Viu a morte todos os dias…
Sim, via gente a morrer todos os dias, e vi a morte a passar muito perto, e não me tocou por minutos.
O que aconteceu?
Eram coisas como estar numa loja a comprar qualquer coisa, muito rapidamente, e sair, e passados 10 minutos caem quatro bombas e desaparece tudo, morre toda a gente, nesse local onde estávamos.
Falávamos da sua vida diária na Síria.
Exatamente. Saber que morre gente todos os dias e que não há um único lugar seguro faz-nos aprender a conviver com a guerra.
É possível habituar-se a um cenário como esse?
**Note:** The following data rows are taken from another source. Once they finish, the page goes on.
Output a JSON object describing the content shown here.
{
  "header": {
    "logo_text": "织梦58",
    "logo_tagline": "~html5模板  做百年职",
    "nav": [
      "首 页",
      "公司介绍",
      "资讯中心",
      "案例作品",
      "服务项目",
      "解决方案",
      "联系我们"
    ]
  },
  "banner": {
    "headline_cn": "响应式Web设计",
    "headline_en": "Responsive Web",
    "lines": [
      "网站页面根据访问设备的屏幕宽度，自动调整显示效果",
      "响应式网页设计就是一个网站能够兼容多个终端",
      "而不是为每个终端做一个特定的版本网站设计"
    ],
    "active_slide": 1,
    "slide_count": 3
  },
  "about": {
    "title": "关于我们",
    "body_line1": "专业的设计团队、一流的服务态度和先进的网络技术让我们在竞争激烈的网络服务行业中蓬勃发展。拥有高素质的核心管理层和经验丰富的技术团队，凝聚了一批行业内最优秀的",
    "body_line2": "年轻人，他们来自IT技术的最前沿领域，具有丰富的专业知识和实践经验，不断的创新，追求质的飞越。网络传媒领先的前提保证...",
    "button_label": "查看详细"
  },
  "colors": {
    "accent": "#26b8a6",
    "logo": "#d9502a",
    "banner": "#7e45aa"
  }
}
Habituamo-nos, sim… Ao princípio, por exemplo, não conseguia dormir, por causa dos bombardeamentos. Mas é preciso dormir, para ter força, não podia estar quatro anos sem dormir. E conseguíamos, dormíamos mesmo com os bombardeamentos. E, quando uma vez fomos ao Líbano, na primeira noite lá, foi difícil dormir por causa do silêncio. Já estávamos habituados a este barulho permanente das explosões, dos tiros. É possível acostumar-se, e fazemos a vida quotidiana…
Não tinha medo?
Não, não tive medo, e sou muito medrosa. Muito medrosa mesmo. Antes de ir para a Síria, se me perguntassem se iria a um lugar de guerra, eu dizia que não, porque sou muito débil de saúde e tenho sempre muito medo, de qualquer coisa. Mas lá uma pessoa experimenta uma graça especial de Deus. Creio que é isso, não vejo outra explicação. Nunca tive medo, nunca me quis ir embora. E quero regressar lá.
E vai voltar?
Eu quero. Agora estou com a família na Argentina. Realmente, creio que participamos um pouco da graça que recebem os mártires. Não é fácil manter-se firme.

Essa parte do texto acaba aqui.